Маркиз свирепо нахмурился, и Хок вдруг понял, откуда у него самого эта грозная мина. Он, конечно, много над ней работал, но в своем изначальном виде она была не чем иным, как фамильной чертой. Ему стало любопытно, получит ли его сын в наследство такое вот выражение лица.

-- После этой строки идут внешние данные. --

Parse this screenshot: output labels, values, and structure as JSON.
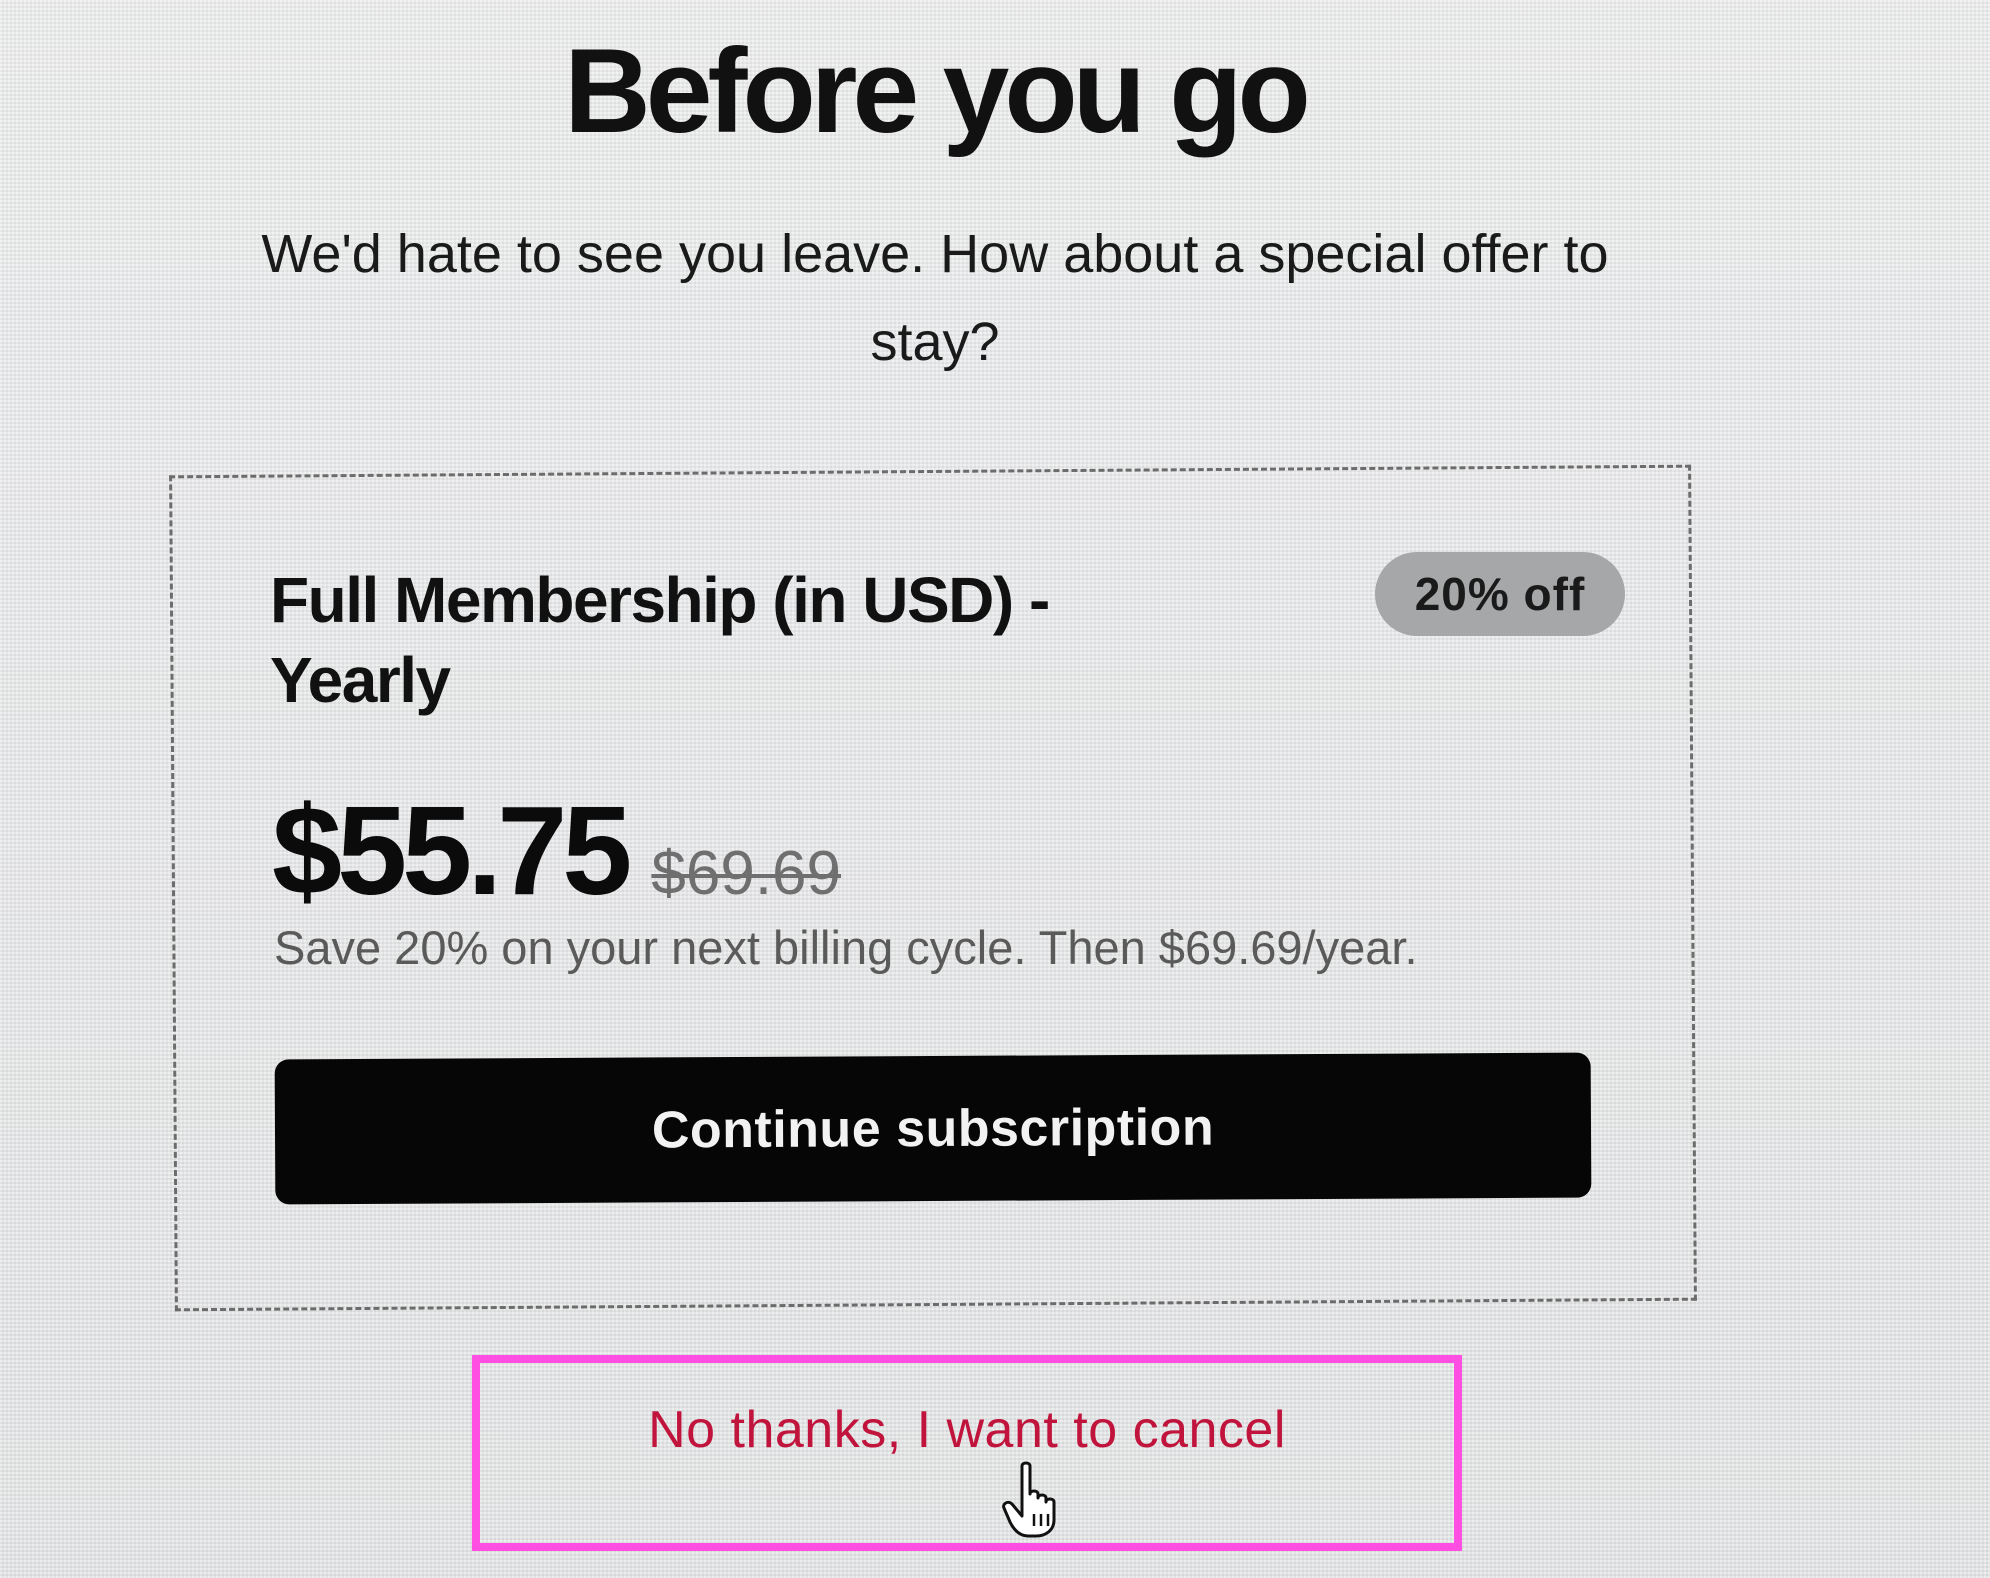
{
  "header": {
    "title": "Before you go",
    "subtitle": "We'd hate to see you leave. How about a special offer to stay?"
  },
  "offer": {
    "plan_name": "Full Membership (in USD) - Yearly",
    "badge": "20% off",
    "price_current": "$55.75",
    "price_original": "$69.69",
    "note": "Save 20% on your next billing cycle. Then $69.69/year.",
    "continue_label": "Continue subscription"
  },
  "cancel": {
    "label": "No thanks, I want to cancel"
  },
  "colors": {
    "button_bg": "#060606",
    "cancel_text": "#c0143c",
    "highlight_border": "#ff4fe3",
    "badge_bg": "#a6a7a8"
  },
  "icons": {
    "cursor": "hand-pointer-icon"
  }
}
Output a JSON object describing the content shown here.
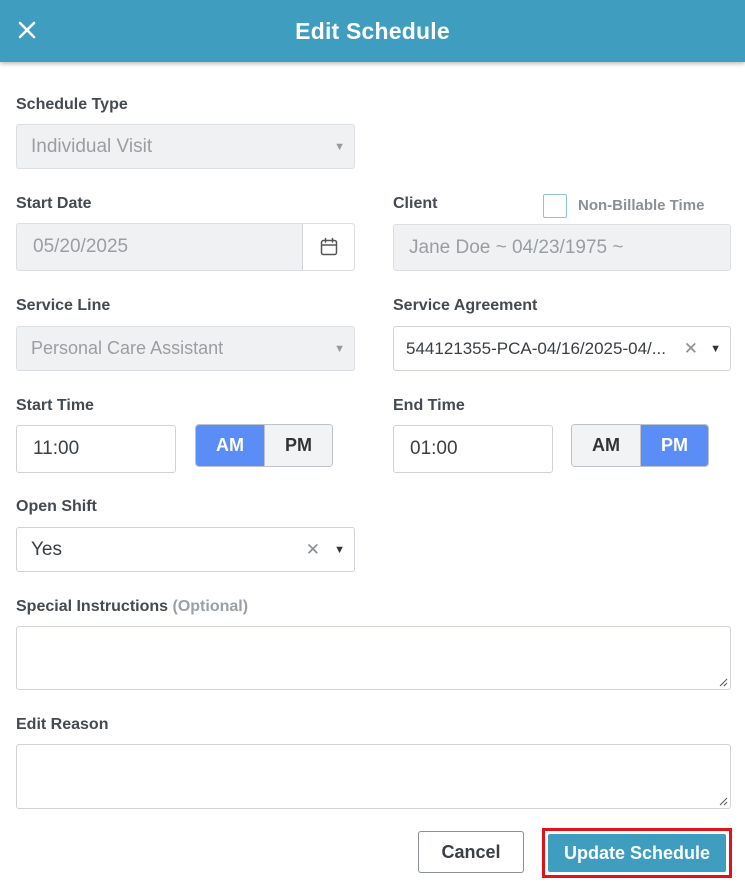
{
  "header": {
    "title": "Edit Schedule",
    "close_icon": "close-icon"
  },
  "schedule_type": {
    "label": "Schedule Type",
    "value": "Individual Visit"
  },
  "start_date": {
    "label": "Start Date",
    "value": "05/20/2025",
    "icon": "calendar-icon"
  },
  "client": {
    "label": "Client",
    "value": "Jane Doe ~ 04/23/1975 ~",
    "non_billable_label": "Non-Billable Time",
    "non_billable_checked": false
  },
  "service_line": {
    "label": "Service Line",
    "value": "Personal Care Assistant"
  },
  "service_agreement": {
    "label": "Service Agreement",
    "value": "544121355-PCA-04/16/2025-04/..."
  },
  "start_time": {
    "label": "Start Time",
    "value": "11:00",
    "am": "AM",
    "pm": "PM",
    "selected": "AM"
  },
  "end_time": {
    "label": "End Time",
    "value": "01:00",
    "am": "AM",
    "pm": "PM",
    "selected": "PM"
  },
  "open_shift": {
    "label": "Open Shift",
    "value": "Yes"
  },
  "special_instructions": {
    "label": "Special Instructions",
    "optional": "(Optional)",
    "value": ""
  },
  "edit_reason": {
    "label": "Edit Reason",
    "value": ""
  },
  "actions": {
    "cancel": "Cancel",
    "update": "Update Schedule"
  },
  "colors": {
    "header": "#3f9dc0",
    "toggle_active": "#5a8ef6",
    "highlight": "#e0121a"
  }
}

— Напрасно ты так ведешь себя, Хок.
— Послушай, отец, я до смерти устал от всех этих сложностей! Если тебя так заботит каждая мелочь в моих отношениях с Фрэнсис, почему ты сам на ней не женился?
— Эта мысль приходила мне в голову, — невозмутимо ответил маркиз.
Хок удивленно заморгал.
— Меня остановило такое соображение: быть связанной узами брака со стариком — не самая лучшая судьба для молодой леди.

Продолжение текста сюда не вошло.